Connection between Normal and Log-Normal distributions

Figure 4.15: Connection between Normal and Log-Normal distributions

The dark areas on the plots in Figure 4.15 show equal probabilities for the Normal and the Log-Normal distributions obtained via specific quantiles. This demonstrates that in order to obtain a quantile of the Log-Normal distribution for \(y\), we need to produce a quantile from the Normal one for \(x\) and then exponentiate the value.

Because of its shape and support of positive values only, the Log-Normal distribution is often used in multiplicative models of the style: \[\begin{equation} y_j = \mu_j \epsilon_j , \tag{4.10} \end{equation}\] which is equivalent to: \[\begin{equation} \log y_j = \log \mu_j + \log \epsilon_j , \tag{4.11} \end{equation}\] where \(\epsilon_j \sim \mathrm{log}\mathcal{N}(0, \sigma^2)\) and \(\log \epsilon_j \sim \mathcal{N}(0, \sigma^2)\). Log-Normal distribution is also used to model, for example, prices or income of households. When talking about the latter, conceptually, we expect it to have asymmetric distribution, because there will be a lot of households with low income and few with very high ones. Log-Normal distribution can be considered as a reasonable model in this case.

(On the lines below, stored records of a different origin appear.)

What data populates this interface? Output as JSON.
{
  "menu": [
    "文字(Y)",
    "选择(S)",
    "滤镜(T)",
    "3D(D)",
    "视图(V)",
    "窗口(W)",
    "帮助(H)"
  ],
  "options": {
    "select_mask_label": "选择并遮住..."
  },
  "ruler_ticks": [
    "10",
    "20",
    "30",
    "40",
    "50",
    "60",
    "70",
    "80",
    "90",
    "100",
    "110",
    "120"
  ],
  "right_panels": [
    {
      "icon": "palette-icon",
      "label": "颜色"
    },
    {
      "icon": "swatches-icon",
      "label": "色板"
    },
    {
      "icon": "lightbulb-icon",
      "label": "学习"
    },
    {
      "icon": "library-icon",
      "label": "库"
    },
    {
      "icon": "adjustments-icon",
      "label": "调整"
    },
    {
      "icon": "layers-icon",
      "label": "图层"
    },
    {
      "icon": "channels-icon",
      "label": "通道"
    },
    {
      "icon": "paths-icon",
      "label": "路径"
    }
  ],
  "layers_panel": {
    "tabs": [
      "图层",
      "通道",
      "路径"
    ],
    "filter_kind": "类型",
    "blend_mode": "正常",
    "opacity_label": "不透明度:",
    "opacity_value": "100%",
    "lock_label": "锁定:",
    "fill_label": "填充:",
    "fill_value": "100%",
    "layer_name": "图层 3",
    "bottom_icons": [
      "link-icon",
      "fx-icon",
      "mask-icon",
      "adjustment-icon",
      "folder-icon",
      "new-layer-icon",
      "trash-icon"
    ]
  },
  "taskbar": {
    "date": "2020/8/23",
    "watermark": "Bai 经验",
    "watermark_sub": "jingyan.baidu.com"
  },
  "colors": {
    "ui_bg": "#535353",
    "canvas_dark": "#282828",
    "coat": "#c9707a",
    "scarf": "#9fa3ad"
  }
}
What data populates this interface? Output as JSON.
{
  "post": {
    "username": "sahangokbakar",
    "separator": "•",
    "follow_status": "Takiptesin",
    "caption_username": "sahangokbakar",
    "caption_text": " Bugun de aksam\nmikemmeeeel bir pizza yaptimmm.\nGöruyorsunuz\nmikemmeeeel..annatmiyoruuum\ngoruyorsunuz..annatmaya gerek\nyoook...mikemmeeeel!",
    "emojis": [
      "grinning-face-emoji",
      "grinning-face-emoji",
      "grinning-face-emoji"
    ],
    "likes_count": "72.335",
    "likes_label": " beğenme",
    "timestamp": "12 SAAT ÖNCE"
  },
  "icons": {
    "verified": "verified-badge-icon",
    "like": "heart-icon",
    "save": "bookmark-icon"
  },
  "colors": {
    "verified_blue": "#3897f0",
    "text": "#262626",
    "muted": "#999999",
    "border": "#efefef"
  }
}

The PDF of the Log-Normal distribution is written mathematically as: \[\begin{equation} f(y, \mu_y, \sigma^2) = \frac{1}{y \sqrt{2 \pi \sigma^2}} \exp \left( -\frac{1}{2} \left(\frac{\log y - \mu_y}{\sigma}\right)^2 \right) . \tag{4.12} \end{equation}\] Several PDFs of Log-Normal distribution are shown in Figure 4.16.

Probability Density Function of Log-Normal distribution with a variety of parameters.

Figure 4.16: Probability Density Function of Log-Normal distribution with a variety of parameters.

The Figure 4.16 shows that with the increase of the location parameter \(\mu\), the distribution shifts to the right, while with the increase of the scale parameter \(\sigma\) it becomes more asymmetric with a longer right tail and its mode moves closer to zero. In fact, the skewness of the Log-Normal distribution depends solely on the value of \(\sigma^2\) - the higher it is, the more skewed the distribution is. It can be calculated as: \[\begin{equation} \mathrm{Sk}(y) = \left(e^{\sigma^2} + 2\right) \sqrt{e^{\sigma^2}-1} . \tag{4.13} \end{equation}\]

Log-Normal distribution is supported by dlnorm(), plnorm(), qlnorm() and rlnorm() functions from stats package in R.